The portion on MDPs roughly coincides with Chapters 1 of Vol. I of Dynamic programming and optimal control book of Bertsekas and Chapter 2, 4, 5 and 6 of Neuro dynamic programming book of Bertsekas and Tsitsiklis. For several topics, the book by Sutton and Barto is an useful reference, in particular, to obtain an intuitive understanding.
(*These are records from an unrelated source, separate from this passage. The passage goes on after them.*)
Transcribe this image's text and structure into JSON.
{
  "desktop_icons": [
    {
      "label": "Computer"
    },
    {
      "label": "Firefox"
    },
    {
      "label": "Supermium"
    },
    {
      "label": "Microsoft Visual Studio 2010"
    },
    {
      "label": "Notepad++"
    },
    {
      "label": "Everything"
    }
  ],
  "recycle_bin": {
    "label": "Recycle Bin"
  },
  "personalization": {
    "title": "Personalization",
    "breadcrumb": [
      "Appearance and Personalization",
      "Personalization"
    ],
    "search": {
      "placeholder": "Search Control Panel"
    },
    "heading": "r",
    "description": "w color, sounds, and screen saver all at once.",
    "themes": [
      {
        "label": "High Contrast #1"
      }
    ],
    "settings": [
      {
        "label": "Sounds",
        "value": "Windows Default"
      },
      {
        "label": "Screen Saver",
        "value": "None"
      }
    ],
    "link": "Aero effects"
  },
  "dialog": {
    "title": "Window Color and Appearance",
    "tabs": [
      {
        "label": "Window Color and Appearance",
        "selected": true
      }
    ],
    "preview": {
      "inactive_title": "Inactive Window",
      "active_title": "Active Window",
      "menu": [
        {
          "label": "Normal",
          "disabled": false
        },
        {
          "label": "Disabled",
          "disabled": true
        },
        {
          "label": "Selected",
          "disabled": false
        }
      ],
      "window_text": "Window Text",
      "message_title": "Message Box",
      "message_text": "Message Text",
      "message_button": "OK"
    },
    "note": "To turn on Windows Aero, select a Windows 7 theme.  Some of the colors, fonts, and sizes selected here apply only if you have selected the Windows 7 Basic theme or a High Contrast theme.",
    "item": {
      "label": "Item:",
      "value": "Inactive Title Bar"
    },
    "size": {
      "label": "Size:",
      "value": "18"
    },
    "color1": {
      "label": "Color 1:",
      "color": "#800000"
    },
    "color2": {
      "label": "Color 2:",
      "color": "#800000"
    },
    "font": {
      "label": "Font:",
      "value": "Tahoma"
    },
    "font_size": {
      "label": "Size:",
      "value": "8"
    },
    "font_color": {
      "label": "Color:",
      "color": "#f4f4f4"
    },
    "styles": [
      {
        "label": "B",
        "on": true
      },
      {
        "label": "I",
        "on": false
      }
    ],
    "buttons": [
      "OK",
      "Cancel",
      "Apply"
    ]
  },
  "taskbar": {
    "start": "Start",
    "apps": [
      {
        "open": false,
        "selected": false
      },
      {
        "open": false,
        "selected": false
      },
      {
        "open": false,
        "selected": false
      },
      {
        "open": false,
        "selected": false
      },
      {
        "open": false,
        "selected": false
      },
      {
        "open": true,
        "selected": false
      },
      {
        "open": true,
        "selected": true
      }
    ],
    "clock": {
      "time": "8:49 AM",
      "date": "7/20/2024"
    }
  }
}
Also, Chapter 6 and 7 of DP/OC Vol II is a useful reference of the advanced topics under RL with function approximation.
Honourable omissions: Neural networks, Average cost models.
The schedule of lectures from the 2019 run of this course is available here
Grading
- Mid-term exam: 25% 
- Final exam: 25% 
- Assignments: 10% each 
- Project: 20% 
- Paper review: 5% 
- Scribe: 5% 
Important Dates
- Assignment 1: Mar 10, Assignment 2: Apr 20 
- Mid-term: Mar 24 
- Final: May 13 
- Project: May 5 (both report and presentation are due on this date) 
- Paper review: Apr 26 
- Scribing: May 10 
Paper review
Each individual student is expected to read a paper from a list to be provided soon and submit a 1-page critical review that identifies the strengths and areas of improvement of the paper studied. A paraphrase of the paper content is strongly discouraged.
Course project
- The students work in teams of size two. 
- Each team is required to implement an RL algorithm of their choice. 
- A few MDP environments would be provided for tuning the RL algorithm. 
- The submitted RL algorithm would be evaluated across different MDP environments, and assigned a score based on different performance indicators. 
- Each team is required to submit a short report providing a description of the chosen algorithm, and its associated parameters. 
Assignments facilitated by Aicrowd
- Assignment 1: Click here 
- Assignment 2: Click here 
- Project: Click here 
Textbooks/References
- D.P.Bertsekas, Dynamic Programming and Optimal Control, Vol. I, Athena Scientific, 2017 
- D.P.Bertsekas, Dynamic Programming and Optimal Control, Vol. II, Athena Scientific, 2012 
- D.P.Bertsekas and J.N.Tsitsiklis, Neuro-Dynamic Programming, Athena Scientific, 1996 
- R.S.Sutton and A.G.Barto, Reinforcement Learning: An Introduction, MIT Press, 2020.